For these alleged actions, the petition “demand[ed] [Simon & Schuster] cancel Mike Pence’s book deal.”
Post Hill Press
The petition also demanded that Simon & Schuster ends its distribution relationship with one of its distribution clients: Post Hill Press, which, according to its website, is a publisher focusing on subjects such as “pop culture, business, self-help, health, current events, Christian, and conservative [politics].”
After much outrage, Simon & Schuster announced last Friday that it would not distribute the planned Post Hill Press book “The Fight for Truth: The Inside Story Behind the Breonna Taylor Tragedy” by Sgt. Jonathan Mattingly, one of the officers involved in the police shooting of Breonna Taylor.
— Simon & Schuster (@simonschuster) April 16, 2021
Arguing that the cancelation of the book’s distribution was not enough, the petition called for severance of ties between Simon & Schuster and Post Hill Press.
“Even though S&S cancelled its distribution of the book by white supremacist and murderer Jonathan Mattingly, by choosing to continue to distribute Post Hill Press, whose titles include Matt Gaetz’s racist manifesto, the company openly supports and normalizes violence against minors, Black women, and all Black people by individuals and the state,” the petition alleged.

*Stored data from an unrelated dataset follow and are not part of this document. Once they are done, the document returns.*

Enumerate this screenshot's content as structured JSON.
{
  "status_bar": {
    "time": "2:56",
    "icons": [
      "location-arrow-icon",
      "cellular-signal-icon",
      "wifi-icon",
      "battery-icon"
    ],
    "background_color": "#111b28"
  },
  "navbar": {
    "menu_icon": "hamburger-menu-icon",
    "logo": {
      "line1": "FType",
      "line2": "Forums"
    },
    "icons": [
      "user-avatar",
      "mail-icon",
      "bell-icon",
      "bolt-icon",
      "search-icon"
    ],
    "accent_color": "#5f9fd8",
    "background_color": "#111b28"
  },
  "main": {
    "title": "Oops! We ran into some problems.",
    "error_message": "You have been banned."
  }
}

Firebrand: Dispatches from the Front Lines of the MAGA Revolution https://t.co/gwFuKHV1sR #Amazon
— Matt Gaetz (@mattgaetz) July 22, 2020
By “racist manifesto,” the petition referred to Republican Florida Rep. Matt Gaetz’s book “Firebrand: Dispatches from the Front Lines of the MAGA Revolution,” which Post Hill Press published through its imprint Bombardier Books.
“To Publish, Not Cancel”
In his Wednesday letter to Simon & Schuster employees, where he responded to this and similar petitions, CEO Karp wrote, “As a publisher in this polarized era, we have experienced outrage from both sides of the political divide and from different constituencies and groups. But we come to work each day to publish, not cancel, which is the most extreme decision a publisher can make, and one that runs counter to the very core of our mission to publish a diversity of voices and perspectives.”
On Post Hill Press and Mattingly’s book, the CEO wrote, “[Canceling the distribution of Mattingly’s book] was immediate, unprecedented, and responsive to the concerns we heard from you and our authors.”
“At the same time, we have contractual obligations and must continue to respect the terms of our agreements with our client publishers,” he added.
“For those who think some of our titles are a step backward, let’s appreciate the many Simon & Schuster books that are taking us two steps forward,” Karp wrote. “Let’s also acknowledge that we don’t agree on which titles are taking us forward and backward!
“That tension — that push and pull — is a healthy part of the dialectic provided by classically liberal publishing companies.”